Quis o acaso saber que existe uma escola secundária com o título deste livro de Ferreira de Castro. Situa-se na Covilhã e chama-se mesmo assim: «A Lã e a Neve». É um livro extraordinário e, ao contrário do que muita gente faz, não o consigo catalogar numa corrente literária, nomeadamente ao neo-realismo que é onde colocam mais o autor. É tão ridículo esse exercício como dizer que Tolstoi ou Steinbeck são realistas, neo-realistas, ou realistas socialistas. Não tem sentido. Estamos perante um escritor que, lido com atenção, é um hino à língua portuguesa. Trata as palavras com um carinho sublinhado em verbos, vocativos e expressões que não são extemporâneos, antes reflectem uma vasta cultura adquirida em inúmeros pontos do mundo da língua portuguesa e no estrangeiro.
E não venham com a «sintaxe rural», agora trazida a terreiro por um linguista, pondo esta expressão na boca inquieta de José Cardoso Pires. Antes pelo contrário, em «A Lã e a Neve»: aqui trata-se do mundo proletário na Covilhã de uma transformação gradual dos camponeses expulsos da terra que nada lhes dá, para um futuro operário cheio de promessas vãs de uma vida melhor. O que encontram na cidade é uma deslocação social, uma exploração desenfreada num país pequenino, repressor para com os mais fracos e pelos que passam fome. A consciência de classe a nascer como um remédio às humilhações constantes dos poderosos, ao roubo da força de trabalho operária premeditado e planificado até ao milímetro nas fábricas têxteis.

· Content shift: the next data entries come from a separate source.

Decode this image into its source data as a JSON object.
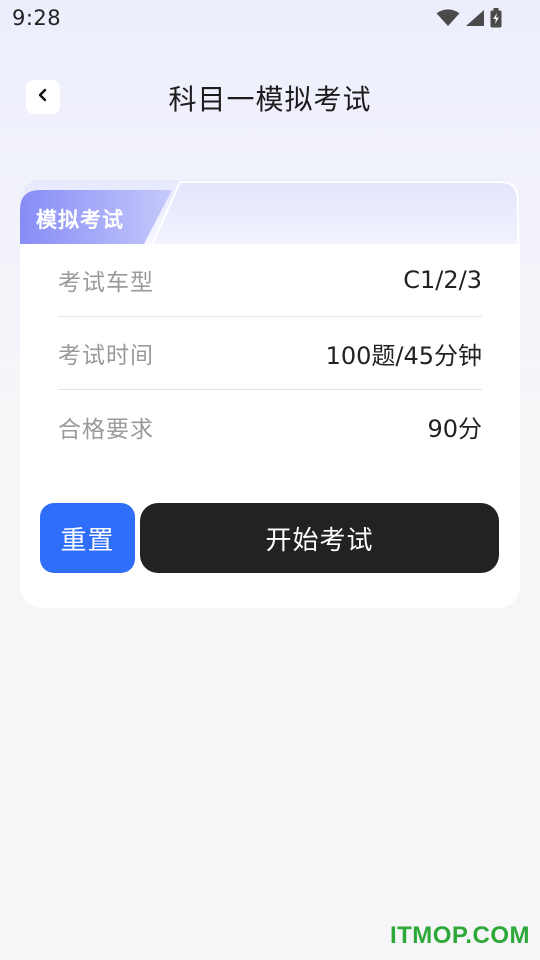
{
  "status_bar": {
    "time": "9:28",
    "icons": [
      "wifi-icon",
      "cell-signal-icon",
      "battery-charging-icon"
    ]
  },
  "header": {
    "back_icon": "chevron-left-icon",
    "title": "科目一模拟考试"
  },
  "card": {
    "tag": "模拟考试",
    "rows": [
      {
        "label": "考试车型",
        "value": "C1/2/3"
      },
      {
        "label": "考试时间",
        "value": "100题/45分钟"
      },
      {
        "label": "合格要求",
        "value": "90分"
      }
    ],
    "reset_label": "重置",
    "start_label": "开始考试"
  },
  "colors": {
    "accent_blue": "#2f6ef8",
    "primary_dark": "#222222",
    "tag_gradient_start": "#8b91f7",
    "tag_gradient_end": "#c9ccfb"
  },
  "watermark": "ITMOP.COM"
}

O final do livro é arrepiante: um velho operário esperantista, vegetariano, vagamente anarquista, com um grande ardor grevista e com reivindicações de classe, remetido para um lar onde se ganhava 20 escudos por semana (por semana!) e despedido por lhe faltar as forças, morre. O cortejo fúnebre dos operários é enorme e entope o trânsito até ao cemitério. O diálogo que se estabelece entre o patrão e motorista que vê o seu jantar de negócios atrasado é, ou deveria ser, um exemplo da melhor literatura do século XX. Infelizmente não é, nem chegará a ser porque os tempos não lhe fazem justiça, a Ferreira de Castro. Bem pode a escola secundária da Covilhã ter o título do livro. Mas de que vale isso, se a biblioteca dessa escola terá, eventualmente, «A Selva» como único exemplar e os alunos desconhecerem totalmente o autor? E esse trecho é só o exemplo que agora me ocorre; «A Lã e a Neve» tem momentos de enorme emoção e de uma grande densidade psicológica das personagens seja em acções individuais, íntimas ou em abordagens sociais de confronto e solidariedade. Isto leva-me a pensar, com alguma tristeza, que a literatura portuguesa está ser tratada de uma maneira completamente indigente pelas instituições educativas como o ME e o Plano Nacional de Leitura. A boa literatura é apartada em favor do fácil, muito fácil ou do «divertido», contemporâneo da balbúrdia e ignorância pós-moderna.